State space blow-up in the verification of secure smartcard interoperability

Smartcards are used in a wide range of applications including electronic (e-) driving licenses, e-identity cards, e-payments, e-health cards, and digital signatures. Nevertheless secure smartcard interoperability has remained a significant challenge. Currently the secure operation of smartcards is certified (e.g. through the Common Criteria) for a specific and closed environment that does not comprise the presence of other smartcards and their corresponding applications. To enable secure smartcard interoperability one must, however, explicitly consider settings in which different smartcards interact with their corresponding applications, i.e. not in isolation. Consequently the interoperability problem is only insufficiently addressed in security verification processes. In an ideal scenario one should be able to certify that introducing a new type of smartcard into an environment in which several smartcards safely interoperate will have no detrimental side-effects for the security and interoperability of the existing system as well as for the new smartcard and its associated applications.
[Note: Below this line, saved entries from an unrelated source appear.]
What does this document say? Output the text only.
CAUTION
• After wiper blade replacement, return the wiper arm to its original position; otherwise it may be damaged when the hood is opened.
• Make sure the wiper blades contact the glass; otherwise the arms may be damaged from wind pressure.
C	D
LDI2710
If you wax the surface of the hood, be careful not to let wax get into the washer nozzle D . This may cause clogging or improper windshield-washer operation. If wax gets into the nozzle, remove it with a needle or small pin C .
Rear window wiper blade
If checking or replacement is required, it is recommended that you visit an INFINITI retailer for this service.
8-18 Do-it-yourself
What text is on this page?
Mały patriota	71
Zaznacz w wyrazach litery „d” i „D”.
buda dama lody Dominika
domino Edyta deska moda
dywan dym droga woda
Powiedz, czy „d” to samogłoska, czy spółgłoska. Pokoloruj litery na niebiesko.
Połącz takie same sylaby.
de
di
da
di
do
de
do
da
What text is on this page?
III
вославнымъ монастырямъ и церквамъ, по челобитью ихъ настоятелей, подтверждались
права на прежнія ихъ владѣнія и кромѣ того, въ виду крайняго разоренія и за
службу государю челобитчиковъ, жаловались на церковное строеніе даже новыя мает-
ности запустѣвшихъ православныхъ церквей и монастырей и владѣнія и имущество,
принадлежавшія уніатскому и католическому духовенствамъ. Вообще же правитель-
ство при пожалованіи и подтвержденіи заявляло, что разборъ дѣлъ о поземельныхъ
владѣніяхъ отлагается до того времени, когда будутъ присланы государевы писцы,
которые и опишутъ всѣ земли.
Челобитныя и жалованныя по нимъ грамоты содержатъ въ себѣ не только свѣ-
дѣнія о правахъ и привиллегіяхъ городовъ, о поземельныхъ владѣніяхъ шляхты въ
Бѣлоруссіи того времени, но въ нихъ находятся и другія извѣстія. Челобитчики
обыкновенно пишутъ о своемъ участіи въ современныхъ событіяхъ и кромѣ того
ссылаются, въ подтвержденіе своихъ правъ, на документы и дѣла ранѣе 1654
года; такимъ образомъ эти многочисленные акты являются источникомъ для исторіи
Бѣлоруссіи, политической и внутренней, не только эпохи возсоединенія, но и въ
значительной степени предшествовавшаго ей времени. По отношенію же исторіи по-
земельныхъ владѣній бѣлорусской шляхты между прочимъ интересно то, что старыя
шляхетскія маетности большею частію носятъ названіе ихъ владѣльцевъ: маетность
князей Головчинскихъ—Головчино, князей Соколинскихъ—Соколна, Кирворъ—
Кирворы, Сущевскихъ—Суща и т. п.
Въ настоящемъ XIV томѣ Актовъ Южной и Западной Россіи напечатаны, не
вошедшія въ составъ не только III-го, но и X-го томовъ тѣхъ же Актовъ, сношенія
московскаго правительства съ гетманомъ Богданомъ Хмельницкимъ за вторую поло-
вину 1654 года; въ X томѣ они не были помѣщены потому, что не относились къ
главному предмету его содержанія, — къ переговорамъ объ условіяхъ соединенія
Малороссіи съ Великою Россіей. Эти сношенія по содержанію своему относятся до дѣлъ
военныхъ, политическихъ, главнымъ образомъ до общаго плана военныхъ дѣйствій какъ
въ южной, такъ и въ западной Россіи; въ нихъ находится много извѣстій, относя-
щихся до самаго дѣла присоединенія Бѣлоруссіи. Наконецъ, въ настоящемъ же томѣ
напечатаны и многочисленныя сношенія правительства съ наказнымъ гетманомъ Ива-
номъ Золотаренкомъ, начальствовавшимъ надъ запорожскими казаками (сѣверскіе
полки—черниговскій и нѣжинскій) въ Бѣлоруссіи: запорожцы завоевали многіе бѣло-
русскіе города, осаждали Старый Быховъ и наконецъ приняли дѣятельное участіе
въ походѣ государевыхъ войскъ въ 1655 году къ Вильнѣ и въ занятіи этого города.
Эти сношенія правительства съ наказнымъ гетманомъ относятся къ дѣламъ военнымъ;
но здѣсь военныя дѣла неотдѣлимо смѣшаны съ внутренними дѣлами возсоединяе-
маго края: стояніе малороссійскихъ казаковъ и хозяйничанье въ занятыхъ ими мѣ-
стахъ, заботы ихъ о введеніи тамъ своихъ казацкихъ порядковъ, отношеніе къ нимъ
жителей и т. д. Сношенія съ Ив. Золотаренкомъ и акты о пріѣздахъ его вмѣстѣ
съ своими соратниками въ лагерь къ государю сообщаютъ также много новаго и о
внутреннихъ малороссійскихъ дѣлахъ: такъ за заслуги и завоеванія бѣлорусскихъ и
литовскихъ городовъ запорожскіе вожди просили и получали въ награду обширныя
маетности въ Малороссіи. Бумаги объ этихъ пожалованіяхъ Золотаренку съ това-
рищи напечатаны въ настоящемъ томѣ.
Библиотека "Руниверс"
In this work, strong experimental evidence is presented demonstrating that such certification cannot be provided through common model checking approaches for security verification due to state space blow-up. Furthermore it is shown how the state space blow-up can be prevented by employing a verification protocol which, by taking the results of the Common Criteria certification into account, avoids checking any transitions that occur after an illegal transition has been detected.